The long protracted album gestation is usually the preserve of cerebral, art rock types or tortured perfectionists rather than hip and fresh pop groups who are accustomed to rattling out the hits on an ever-moving chart bound conveyor belt.
La Roux, however, have never quite been your normal pop group. It’s now been almost exactly five years since La Roux’s tremendously successful debut album and quite a bit has changed in the intervening years. While the pop landscape has embraced EDM and a general homogenised pop dance sound, La Roux returns as the now strictly solo project of singer Elly Jackson, with co-member and producer Ben Langmaid departing due to the oft repeated reason of musical differences. The long awaited follow up, Trouble In Paradise, perhaps represents a truer reflection of Jackson’s character and moves La Roux’s sound on beyond the time rooted synth pop revivalism of the debut album.
It’s immediately apparent that Trouble In Paradise marks a subtle yet significant realignment of the La Roux aesthetic. While the sound is still broadly electronic, there is notable use of natural instrumentation, which helps to make the record warmer, lighter, and, most importantly, funkier than before. The songs lend themselves well to the playful tone and spirit that’s established throughout, beginning with the strident and gently euphoric funk pop of opener Uptight Downtown. The primary influence on the album seems to be pristine ’70s disco; however, on tracks like this one you are also reminded of Nile Rodgers‘ ’80s productions for Madonna and Duran Duran. It’s slick, assured and tremendous fun.
The album shares much with disco’s feeling of ecstatic, melodic ebullience. The rhythms, grooves and hooks are nagging, insistent and playful. Every song is memorable. On the gloriously sexy and cheeky Kiss And Not Tell, there’s the distinct impression that Jackson is cutting loose and having the time of her life. The record in itself is something of a liberation. Jackson sounds on prime form, full of attitude and assertion. There’s a greater sense of ambition prevalent here as she stretches both her sound and her voice.
The tone and sound is generally upbeat and danceable, even if there is a slightly darker undertone lurking beyond some of the euphoria. Cruel Sexuality slinks in on a loose, funky elastic bassline and it sees Jackson in fine voice describing a tortured relationship: “When passion turns into greed” lead on to “Why do you keep me in a prison at night”. It’s a clever piece of songwriting that offers intrigue within the brightness of the music. Songs like this showcase a more sophisticated side to La Roux.
Despite pushing the sound of LA Roux forward from the debut, Trouble In Paradise shares its hit packed qualities.

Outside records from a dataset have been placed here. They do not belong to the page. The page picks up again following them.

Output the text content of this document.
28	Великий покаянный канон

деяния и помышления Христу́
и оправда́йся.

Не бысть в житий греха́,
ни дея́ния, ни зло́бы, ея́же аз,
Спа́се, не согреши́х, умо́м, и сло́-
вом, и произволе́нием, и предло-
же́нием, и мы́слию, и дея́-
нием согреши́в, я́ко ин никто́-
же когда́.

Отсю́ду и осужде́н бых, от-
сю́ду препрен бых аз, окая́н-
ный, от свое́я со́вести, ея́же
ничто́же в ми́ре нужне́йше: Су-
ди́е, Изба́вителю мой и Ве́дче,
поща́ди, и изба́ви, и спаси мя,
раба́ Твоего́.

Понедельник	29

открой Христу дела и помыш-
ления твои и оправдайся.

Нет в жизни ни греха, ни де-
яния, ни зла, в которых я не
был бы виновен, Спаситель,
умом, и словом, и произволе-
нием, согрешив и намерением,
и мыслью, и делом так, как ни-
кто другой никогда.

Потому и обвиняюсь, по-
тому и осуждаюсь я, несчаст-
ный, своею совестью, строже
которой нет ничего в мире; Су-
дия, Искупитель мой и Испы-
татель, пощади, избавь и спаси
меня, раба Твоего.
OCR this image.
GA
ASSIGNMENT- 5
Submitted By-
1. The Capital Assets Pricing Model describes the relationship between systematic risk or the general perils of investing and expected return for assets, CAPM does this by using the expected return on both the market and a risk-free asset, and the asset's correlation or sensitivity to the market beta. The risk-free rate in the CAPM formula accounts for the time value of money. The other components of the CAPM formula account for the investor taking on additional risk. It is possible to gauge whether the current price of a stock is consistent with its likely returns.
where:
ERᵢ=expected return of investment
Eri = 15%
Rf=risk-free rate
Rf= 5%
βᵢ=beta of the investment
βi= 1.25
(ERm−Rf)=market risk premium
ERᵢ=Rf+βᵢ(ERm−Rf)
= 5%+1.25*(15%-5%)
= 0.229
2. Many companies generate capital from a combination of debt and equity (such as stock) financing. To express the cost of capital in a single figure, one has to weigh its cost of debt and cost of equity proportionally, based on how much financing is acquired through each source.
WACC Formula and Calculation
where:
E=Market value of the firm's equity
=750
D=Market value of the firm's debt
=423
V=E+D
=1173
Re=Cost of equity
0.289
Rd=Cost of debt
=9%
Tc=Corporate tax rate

The brilliantly titled Sexotheque is a Number 1 single in waiting, a quite fabulous piece of funky pop tropicalia. Indeed, the feeling of blissed out tropical vibes permeates throughout the record, from the cover artwork to songs like the loping slick funk of Tropical Chancer.
With La Roux there was always the sense that Elly Jackson was a more interesting and diverse character than the rather obvious synth pop of the debut album suggested, and that is certainly apparent here, particularly on album highlight Silent Partner. This song displays a newfound sense of ambitious expansion. Running to seven minutes, it’s the first La Roux song that can be described as anywhere approaching epic. Based on a huge synth throb, it builds and builds before taking off on a glorious synth-laden voyage. It’s an apt metaphor for the album itself as Elly Jackson firmly takes control of her career and delivers a tremendously confident second album, one that repositions La Roux and has a whole lot of fun while doing so.